The City of LA’s Crime Data from 2010 to Present draws information from crime reports of the Los Angeles Police Department to form this dataset. The ontology of this dataset is made up of 26 categories of detailed information for each incident.
The dataset starts with the “DR Number”: the Division of Records Number that assigns a unique number to each case for reference. The next three categories contain the date reported, the date occurred, and time occurred. After organizing the time of the occurrence, the dataset details the location with the Area ID, Area Name, and Reporting District. Next follows the Crime Code and Crime Code Description that detail the event taking place along with monetary value if applicable. Next follows a MO Code(Modus Operandi), a number that details crimes associated with the suspect. The following categories detail the chilling information of the victim including their Victim Age, Victim Sex, and Victim Descent. The Premise Code assigns a number to the crime’s location or vehicle along with a Premise Description detailing the location. Next the Weapon Code and Weapon Description detail the type of weapon used.

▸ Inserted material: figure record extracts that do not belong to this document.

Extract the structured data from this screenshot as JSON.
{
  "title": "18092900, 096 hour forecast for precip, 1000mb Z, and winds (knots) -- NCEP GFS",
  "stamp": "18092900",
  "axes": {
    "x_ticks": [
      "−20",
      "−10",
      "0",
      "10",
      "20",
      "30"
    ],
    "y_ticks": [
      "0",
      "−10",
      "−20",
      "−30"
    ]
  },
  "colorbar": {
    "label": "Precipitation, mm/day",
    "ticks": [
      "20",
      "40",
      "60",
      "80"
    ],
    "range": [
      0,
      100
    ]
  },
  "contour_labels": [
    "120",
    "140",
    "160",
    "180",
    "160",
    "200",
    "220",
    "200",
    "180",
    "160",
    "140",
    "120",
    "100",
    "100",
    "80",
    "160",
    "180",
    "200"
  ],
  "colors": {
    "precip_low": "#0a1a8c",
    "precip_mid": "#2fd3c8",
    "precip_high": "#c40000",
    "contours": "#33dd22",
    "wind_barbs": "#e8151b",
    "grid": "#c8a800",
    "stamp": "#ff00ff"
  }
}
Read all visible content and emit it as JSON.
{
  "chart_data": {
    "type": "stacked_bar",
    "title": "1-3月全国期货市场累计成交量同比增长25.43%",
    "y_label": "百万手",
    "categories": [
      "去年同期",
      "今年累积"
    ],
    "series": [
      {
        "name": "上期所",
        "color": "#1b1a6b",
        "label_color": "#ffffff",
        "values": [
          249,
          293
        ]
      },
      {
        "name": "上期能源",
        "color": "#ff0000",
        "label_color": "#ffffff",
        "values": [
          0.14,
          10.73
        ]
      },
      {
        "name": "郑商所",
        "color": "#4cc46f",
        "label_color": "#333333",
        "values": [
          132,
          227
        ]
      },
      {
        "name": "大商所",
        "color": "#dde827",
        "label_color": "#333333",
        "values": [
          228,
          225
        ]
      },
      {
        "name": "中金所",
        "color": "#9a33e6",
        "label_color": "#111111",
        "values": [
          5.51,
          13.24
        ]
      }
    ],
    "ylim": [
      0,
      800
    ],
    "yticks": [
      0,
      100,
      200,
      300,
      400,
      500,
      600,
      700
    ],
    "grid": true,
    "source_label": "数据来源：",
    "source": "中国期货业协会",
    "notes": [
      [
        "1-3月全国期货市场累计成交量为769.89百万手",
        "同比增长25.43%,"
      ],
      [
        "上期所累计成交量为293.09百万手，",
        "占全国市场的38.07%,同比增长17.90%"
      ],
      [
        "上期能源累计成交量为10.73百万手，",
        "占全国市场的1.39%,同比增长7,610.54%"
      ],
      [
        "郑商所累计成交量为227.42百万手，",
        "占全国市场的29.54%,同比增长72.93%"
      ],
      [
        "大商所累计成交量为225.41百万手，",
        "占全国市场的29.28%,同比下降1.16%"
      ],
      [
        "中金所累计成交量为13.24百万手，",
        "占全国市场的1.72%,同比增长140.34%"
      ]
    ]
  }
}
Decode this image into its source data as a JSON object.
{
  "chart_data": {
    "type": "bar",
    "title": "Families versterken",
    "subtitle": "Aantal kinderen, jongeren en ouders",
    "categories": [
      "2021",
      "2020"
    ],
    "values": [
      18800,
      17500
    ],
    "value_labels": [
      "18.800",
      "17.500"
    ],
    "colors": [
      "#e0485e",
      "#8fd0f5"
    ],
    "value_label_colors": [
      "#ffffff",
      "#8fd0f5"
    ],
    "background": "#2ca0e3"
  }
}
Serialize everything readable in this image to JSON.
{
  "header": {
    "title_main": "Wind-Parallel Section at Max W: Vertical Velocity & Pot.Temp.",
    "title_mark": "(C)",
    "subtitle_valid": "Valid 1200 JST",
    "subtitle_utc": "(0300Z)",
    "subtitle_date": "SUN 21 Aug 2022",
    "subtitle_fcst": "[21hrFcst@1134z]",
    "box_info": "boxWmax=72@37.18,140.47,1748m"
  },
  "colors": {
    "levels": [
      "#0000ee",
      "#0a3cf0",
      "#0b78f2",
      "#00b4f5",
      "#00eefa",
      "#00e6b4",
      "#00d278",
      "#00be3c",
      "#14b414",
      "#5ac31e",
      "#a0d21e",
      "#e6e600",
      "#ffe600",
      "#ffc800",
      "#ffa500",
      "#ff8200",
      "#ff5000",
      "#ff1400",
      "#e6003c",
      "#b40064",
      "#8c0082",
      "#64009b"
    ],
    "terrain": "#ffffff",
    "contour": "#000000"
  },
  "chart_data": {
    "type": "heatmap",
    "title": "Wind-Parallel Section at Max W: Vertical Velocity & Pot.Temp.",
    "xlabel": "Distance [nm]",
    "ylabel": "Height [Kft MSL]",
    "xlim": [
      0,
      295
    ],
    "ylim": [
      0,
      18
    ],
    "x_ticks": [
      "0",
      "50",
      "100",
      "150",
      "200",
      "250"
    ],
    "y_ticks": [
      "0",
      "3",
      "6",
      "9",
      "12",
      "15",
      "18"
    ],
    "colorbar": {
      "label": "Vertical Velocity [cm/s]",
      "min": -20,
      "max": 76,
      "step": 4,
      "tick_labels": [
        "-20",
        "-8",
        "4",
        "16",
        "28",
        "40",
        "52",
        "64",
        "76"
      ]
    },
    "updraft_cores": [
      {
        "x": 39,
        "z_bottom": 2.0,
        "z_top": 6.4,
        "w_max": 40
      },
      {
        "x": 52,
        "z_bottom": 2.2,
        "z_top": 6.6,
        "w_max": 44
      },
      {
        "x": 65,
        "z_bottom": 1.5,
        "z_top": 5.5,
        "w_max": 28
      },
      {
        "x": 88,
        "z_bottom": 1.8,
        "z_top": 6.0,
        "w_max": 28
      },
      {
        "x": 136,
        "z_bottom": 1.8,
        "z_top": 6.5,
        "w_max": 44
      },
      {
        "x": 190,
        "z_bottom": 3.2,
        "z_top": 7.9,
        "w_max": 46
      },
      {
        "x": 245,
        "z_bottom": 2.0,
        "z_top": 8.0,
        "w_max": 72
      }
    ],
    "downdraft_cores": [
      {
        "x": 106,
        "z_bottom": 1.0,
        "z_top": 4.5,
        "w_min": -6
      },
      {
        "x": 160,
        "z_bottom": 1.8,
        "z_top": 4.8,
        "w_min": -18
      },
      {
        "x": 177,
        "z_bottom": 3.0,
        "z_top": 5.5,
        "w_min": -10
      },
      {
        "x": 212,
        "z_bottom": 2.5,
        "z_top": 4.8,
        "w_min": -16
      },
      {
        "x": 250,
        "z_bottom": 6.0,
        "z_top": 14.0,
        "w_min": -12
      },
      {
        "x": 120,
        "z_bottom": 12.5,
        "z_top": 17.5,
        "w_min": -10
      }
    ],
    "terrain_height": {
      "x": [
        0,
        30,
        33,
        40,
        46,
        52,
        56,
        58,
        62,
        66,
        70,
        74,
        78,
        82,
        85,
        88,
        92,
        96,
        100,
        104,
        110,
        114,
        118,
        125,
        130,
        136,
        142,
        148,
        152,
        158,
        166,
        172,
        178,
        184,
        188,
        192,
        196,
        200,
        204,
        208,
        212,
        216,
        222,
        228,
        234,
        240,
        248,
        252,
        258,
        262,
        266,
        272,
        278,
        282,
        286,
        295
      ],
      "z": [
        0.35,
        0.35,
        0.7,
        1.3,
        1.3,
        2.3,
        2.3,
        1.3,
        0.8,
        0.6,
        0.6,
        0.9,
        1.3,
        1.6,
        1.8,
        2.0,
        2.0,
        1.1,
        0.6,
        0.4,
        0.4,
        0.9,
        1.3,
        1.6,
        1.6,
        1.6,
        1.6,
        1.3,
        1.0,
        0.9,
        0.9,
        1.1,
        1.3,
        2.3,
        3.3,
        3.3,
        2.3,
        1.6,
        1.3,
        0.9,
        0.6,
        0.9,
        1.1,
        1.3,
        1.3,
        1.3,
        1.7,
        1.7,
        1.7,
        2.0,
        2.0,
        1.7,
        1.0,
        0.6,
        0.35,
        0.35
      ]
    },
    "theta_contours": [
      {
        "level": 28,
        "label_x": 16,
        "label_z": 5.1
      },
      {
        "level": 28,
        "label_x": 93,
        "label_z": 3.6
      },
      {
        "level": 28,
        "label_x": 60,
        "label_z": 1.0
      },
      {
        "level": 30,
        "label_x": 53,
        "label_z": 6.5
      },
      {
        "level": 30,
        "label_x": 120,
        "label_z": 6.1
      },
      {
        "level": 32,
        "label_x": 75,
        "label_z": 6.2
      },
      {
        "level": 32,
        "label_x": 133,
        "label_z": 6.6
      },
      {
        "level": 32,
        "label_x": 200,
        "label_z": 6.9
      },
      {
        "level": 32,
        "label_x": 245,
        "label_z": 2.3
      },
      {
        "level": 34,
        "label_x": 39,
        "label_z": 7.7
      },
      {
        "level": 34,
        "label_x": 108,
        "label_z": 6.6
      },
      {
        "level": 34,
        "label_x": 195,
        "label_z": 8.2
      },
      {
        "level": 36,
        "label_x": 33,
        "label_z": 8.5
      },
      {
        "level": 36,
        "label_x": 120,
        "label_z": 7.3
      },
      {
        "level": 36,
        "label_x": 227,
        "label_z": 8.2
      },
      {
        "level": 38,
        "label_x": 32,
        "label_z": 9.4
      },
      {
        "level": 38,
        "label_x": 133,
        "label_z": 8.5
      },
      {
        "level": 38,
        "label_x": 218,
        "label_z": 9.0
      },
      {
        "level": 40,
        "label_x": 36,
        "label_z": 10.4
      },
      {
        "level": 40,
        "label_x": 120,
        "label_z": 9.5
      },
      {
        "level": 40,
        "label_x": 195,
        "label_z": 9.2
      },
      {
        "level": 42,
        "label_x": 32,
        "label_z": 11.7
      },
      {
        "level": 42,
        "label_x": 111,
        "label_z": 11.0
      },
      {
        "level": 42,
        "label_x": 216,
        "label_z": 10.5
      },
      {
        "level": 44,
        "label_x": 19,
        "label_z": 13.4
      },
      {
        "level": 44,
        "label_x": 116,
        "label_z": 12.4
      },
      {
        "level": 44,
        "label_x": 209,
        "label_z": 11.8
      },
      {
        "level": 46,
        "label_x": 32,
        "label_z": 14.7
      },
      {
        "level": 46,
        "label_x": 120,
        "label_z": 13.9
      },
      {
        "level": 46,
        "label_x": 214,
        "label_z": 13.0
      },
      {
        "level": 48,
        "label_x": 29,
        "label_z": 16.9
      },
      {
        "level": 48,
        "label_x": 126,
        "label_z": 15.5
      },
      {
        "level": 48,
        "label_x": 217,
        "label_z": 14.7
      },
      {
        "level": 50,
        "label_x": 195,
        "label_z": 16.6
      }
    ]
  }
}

The next few categories include the Status Code and Status Description that describe the status of the case as well as the seriousness of the Crime in Crime 1,2,3,4. Address, Cross Street, and Location columns give a more specific location and coordinates of the crime.
This dataset is most useful to the police and legal officials in Los Angeles to make sense of the crime reports that occur over the city. They can use this information to spot trends in heavy crime areas or certain targeted areas and act accordingly. This dataset includes very detailed reports of every crime which calms me knowing that these records are being kept in the city that I live in. The information shows exact locations of incidents as well as details of the crime and the seriousness of each. Although this data is very detailed, one aspect that is left out is the background of the criminal. Details of the crime including motivation, physical appearance, public status, previous crime history could create a completely new dataset and spark even more humanities questions.
If I started this dataset over, instead of viewing this information from the point of view of the police, I could reorganize the information in the point of view of an economist. In this view, I could focus specifically on the damage done by every crime and see how these crimes affect the revenue of these businesses, and if they reflect on the value of property in the areas.
Great start! So if you were an economist, what specific content types would you need?
Your report was really helpful and explanatory in breaking down the meanings of the categories rather than just listing them. Interesting to think about the data from an economists point of view also!